Another busy week for traders and investors with earnings, economic data, central bank activity, and lot to keep an eye on. First, it was a busy week last week with something like 120 S&P 500 companies reporting quarterly, and U.S. indices to new all-time highs reflected the better-than-expected earnings results in most cases.
The Fed announcement and comments from Jerome Powell created very few waves, but he assured investors rates will remain low for a prolonged period. The U.S. Dollar firmed some last week on better-than-expected economic data.
This week, keep an eye out for quarterly results from Pfizer Inc. PFE, Amazon.com, Inc. AMZN, Alphabet Inc GOOGL, Chipotle Mexican Grill, Inc. CMG, Spotify Technology SPOT, and eBay EBAY, to name a few of the more closely-watched companies reporting results that could move markets. As far as economic data that could move markets, this week we have a fair amount of PMI data, the ISM Service Index on Wednesday, and jobs reports. The primary focus will be the Unemployment Report on Friday. Don't forget about the central bank activity overseas: we have the Bank of England (BOE) and the Bank of Australia (RBA).

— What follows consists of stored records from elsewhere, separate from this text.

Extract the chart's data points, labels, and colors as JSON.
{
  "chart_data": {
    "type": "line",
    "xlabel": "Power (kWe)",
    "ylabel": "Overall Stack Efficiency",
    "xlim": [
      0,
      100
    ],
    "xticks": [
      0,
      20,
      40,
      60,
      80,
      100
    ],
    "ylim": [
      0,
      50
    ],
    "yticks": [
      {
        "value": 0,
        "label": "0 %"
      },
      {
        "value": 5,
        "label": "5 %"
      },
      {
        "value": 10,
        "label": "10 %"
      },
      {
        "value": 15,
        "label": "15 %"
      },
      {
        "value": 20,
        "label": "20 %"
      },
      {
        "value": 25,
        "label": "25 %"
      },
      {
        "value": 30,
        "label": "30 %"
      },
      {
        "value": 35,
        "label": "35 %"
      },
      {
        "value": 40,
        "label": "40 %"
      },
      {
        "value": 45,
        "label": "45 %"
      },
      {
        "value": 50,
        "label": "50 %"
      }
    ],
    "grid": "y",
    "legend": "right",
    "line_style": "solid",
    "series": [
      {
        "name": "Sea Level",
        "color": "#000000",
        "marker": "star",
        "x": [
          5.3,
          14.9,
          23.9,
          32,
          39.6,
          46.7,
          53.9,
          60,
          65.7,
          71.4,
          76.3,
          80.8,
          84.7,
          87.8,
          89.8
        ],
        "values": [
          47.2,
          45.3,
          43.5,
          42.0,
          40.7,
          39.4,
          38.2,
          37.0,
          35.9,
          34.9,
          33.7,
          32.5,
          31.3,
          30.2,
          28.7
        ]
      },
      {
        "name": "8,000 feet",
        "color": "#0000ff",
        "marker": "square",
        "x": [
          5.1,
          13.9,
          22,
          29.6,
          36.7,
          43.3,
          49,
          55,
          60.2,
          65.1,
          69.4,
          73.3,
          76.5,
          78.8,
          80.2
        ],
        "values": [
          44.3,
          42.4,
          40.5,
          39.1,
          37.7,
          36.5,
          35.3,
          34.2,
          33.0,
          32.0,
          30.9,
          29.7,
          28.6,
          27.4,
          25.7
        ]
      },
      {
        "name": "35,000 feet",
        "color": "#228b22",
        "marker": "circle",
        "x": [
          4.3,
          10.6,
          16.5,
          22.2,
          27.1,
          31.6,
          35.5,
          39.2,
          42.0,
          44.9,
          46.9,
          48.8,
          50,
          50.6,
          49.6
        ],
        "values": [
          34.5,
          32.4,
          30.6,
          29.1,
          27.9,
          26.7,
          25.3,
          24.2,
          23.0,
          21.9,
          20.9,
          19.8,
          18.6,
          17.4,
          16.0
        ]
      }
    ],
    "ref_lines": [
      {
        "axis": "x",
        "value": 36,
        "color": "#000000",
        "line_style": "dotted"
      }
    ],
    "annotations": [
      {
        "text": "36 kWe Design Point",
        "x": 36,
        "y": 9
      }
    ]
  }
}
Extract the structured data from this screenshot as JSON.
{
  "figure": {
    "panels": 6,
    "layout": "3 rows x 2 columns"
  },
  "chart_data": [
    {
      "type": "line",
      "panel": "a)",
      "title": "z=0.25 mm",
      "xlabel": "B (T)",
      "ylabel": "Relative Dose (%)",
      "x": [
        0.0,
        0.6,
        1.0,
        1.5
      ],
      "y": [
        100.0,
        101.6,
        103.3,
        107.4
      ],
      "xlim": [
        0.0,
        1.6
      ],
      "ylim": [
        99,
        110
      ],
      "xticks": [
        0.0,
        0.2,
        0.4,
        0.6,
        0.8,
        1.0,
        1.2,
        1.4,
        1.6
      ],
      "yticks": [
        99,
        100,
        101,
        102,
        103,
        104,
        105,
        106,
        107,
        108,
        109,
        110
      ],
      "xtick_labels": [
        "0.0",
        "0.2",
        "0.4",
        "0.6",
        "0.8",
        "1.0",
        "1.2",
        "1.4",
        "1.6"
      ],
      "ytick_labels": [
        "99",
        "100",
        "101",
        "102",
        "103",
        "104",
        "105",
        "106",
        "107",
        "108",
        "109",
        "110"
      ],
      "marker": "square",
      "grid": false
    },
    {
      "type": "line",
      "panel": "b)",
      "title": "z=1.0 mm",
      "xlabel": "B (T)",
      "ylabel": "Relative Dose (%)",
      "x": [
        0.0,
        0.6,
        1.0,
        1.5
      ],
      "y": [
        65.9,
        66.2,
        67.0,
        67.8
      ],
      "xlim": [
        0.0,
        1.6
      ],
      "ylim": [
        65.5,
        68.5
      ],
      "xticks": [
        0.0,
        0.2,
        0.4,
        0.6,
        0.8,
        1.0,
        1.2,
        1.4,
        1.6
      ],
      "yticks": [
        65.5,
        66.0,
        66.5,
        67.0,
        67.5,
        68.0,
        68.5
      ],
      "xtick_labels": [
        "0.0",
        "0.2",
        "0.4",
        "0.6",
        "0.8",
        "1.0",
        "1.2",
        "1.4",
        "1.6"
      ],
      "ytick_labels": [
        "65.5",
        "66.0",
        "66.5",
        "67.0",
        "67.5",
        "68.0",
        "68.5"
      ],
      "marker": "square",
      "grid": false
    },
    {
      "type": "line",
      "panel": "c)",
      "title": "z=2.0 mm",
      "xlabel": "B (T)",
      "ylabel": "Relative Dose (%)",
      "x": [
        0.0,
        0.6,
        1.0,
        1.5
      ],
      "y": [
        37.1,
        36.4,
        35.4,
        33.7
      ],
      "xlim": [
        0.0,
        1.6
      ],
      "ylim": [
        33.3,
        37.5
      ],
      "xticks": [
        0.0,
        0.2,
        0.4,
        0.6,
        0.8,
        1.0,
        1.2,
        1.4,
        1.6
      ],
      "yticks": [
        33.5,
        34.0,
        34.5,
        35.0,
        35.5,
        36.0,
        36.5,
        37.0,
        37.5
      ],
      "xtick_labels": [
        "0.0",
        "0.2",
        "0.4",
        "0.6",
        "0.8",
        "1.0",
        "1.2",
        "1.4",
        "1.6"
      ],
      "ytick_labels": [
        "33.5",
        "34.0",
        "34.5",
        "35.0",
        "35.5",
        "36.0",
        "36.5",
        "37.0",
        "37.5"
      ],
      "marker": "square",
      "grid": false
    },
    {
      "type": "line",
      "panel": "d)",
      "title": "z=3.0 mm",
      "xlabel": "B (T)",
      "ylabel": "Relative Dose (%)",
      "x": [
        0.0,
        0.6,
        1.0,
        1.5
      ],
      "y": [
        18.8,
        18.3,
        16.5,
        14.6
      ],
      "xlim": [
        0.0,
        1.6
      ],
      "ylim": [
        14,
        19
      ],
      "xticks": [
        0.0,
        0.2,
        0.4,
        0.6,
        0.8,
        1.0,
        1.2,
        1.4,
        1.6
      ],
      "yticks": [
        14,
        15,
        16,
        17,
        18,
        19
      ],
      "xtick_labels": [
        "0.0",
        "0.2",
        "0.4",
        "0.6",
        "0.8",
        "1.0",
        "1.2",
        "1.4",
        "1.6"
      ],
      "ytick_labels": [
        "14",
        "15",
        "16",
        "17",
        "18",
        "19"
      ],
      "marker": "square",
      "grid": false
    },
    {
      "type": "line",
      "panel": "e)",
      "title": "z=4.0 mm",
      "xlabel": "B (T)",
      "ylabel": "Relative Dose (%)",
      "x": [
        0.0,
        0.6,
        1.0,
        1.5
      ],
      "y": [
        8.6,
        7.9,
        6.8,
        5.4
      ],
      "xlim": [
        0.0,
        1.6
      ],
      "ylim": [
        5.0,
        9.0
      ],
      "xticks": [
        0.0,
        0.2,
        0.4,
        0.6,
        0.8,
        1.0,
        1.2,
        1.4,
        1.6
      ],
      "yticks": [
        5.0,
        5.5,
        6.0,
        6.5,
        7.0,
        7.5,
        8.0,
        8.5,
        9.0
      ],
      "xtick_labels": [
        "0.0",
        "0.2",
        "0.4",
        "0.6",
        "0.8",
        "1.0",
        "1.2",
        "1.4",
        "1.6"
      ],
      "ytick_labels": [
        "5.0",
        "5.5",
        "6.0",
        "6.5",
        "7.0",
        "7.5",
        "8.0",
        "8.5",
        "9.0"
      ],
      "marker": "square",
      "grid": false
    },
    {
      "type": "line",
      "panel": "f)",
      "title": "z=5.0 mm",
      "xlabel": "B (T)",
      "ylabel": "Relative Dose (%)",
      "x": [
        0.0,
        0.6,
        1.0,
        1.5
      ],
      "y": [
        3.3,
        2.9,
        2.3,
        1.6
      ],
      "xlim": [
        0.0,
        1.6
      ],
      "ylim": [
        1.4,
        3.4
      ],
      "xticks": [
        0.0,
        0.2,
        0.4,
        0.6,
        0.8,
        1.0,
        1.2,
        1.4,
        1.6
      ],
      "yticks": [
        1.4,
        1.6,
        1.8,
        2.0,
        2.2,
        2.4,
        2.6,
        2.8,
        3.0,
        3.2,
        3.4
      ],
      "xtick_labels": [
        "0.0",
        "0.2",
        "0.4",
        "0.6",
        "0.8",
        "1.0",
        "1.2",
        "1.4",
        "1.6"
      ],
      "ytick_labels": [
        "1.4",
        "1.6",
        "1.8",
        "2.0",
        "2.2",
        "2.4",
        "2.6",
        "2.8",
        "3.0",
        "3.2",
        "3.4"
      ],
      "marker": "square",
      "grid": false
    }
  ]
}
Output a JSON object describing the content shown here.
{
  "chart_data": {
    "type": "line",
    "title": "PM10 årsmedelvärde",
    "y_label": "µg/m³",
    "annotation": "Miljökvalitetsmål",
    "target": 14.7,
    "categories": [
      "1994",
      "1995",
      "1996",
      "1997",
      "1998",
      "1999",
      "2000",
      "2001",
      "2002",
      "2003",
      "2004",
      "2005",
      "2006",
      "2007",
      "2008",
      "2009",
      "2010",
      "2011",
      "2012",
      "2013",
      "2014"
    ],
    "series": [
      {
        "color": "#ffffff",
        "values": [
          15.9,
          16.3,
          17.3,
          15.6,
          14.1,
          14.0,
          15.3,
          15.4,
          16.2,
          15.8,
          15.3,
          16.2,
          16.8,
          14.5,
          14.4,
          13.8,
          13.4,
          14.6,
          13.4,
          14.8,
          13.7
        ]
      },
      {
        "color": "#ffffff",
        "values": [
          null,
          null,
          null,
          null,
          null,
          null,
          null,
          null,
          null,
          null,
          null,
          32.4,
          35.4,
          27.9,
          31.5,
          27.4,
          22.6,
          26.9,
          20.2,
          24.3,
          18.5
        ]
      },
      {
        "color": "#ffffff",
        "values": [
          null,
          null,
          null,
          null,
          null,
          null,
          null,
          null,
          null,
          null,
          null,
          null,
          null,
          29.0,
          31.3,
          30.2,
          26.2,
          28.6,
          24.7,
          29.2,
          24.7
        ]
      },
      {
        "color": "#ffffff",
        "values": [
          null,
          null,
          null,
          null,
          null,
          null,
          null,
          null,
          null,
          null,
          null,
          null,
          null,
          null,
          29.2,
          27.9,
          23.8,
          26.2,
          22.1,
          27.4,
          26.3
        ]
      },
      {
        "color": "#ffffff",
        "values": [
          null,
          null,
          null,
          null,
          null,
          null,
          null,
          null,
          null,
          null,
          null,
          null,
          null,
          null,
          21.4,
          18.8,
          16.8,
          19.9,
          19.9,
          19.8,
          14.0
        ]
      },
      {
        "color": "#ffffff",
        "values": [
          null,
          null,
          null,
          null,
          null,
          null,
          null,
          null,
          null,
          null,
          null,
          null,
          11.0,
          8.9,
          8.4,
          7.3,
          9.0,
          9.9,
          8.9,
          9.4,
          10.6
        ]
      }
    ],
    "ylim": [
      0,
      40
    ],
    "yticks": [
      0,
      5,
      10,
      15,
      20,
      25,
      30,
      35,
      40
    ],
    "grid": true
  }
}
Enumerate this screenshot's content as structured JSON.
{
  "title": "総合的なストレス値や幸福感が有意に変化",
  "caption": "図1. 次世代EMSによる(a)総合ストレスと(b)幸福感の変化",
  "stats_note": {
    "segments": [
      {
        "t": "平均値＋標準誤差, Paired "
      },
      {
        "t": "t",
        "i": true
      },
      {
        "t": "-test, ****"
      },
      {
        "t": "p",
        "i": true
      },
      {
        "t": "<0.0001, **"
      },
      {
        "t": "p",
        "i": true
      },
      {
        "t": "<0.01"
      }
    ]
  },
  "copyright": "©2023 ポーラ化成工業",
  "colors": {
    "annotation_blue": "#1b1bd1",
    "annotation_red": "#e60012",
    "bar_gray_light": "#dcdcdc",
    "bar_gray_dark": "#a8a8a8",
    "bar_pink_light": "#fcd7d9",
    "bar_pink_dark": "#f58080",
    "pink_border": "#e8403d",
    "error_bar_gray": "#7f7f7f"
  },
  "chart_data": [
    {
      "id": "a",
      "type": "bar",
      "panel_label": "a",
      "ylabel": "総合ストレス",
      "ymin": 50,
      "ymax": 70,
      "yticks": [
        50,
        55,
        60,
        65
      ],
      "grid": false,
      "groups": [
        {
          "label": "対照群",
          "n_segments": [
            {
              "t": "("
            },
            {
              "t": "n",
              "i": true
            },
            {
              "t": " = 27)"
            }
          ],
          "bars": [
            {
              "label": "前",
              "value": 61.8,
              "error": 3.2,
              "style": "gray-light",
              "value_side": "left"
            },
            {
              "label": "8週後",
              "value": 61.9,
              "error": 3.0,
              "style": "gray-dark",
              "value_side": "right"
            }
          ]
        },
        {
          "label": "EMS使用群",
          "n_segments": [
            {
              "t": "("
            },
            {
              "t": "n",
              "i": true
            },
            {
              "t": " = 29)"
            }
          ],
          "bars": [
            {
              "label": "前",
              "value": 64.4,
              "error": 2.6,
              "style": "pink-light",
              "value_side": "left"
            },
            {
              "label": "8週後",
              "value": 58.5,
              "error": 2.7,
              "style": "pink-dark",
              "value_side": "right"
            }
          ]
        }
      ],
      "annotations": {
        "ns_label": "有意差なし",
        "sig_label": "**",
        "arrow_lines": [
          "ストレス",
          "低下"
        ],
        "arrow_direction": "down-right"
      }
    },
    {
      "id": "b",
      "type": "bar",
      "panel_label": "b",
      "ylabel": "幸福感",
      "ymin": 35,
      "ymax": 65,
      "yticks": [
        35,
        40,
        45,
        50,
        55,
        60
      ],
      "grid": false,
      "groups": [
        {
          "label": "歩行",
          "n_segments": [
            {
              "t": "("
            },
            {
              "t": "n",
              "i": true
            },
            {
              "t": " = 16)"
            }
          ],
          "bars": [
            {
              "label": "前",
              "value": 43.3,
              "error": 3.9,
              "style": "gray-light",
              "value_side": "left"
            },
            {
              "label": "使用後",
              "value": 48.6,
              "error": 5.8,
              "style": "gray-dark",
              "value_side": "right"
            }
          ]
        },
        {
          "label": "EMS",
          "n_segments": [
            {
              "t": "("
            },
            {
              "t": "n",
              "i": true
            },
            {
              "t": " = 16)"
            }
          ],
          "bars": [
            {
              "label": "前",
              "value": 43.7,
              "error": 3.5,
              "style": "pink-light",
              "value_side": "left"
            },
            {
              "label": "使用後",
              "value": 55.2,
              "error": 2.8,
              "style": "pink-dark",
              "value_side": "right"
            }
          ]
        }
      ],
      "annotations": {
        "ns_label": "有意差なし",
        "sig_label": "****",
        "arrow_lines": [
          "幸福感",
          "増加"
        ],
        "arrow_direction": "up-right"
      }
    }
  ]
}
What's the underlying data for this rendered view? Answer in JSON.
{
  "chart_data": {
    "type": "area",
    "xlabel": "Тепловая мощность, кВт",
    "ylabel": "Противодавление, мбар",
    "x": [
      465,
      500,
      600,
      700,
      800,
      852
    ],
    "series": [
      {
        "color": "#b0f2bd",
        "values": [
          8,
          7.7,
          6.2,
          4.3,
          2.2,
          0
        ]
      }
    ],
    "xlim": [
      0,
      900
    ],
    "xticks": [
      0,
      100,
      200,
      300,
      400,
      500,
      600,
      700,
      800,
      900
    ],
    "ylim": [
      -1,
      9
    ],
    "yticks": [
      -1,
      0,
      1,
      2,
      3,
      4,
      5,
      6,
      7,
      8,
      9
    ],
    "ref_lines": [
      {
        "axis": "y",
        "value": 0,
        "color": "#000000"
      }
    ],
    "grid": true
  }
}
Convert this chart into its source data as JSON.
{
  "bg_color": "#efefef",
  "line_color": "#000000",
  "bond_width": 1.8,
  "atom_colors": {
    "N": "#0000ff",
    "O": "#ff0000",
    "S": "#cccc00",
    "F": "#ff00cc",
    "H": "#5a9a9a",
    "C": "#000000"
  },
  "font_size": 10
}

Keep an eye on Gold; Silver spiked last week and continued its advances in the overnight session to levels we haven’t seen since 2013, and Gold took notice. I found it interesting the two big moves lower in the indices last week sparked very little, if any, buying in Gold, and while the VIX spiked, Gold was flat mostly around 1850. Watch the U.S. Dollar inching higher; while this would normally be a headwind for Gold, with Silver rallying like this, that Gold/Dollar inverse correlation could break down for a while.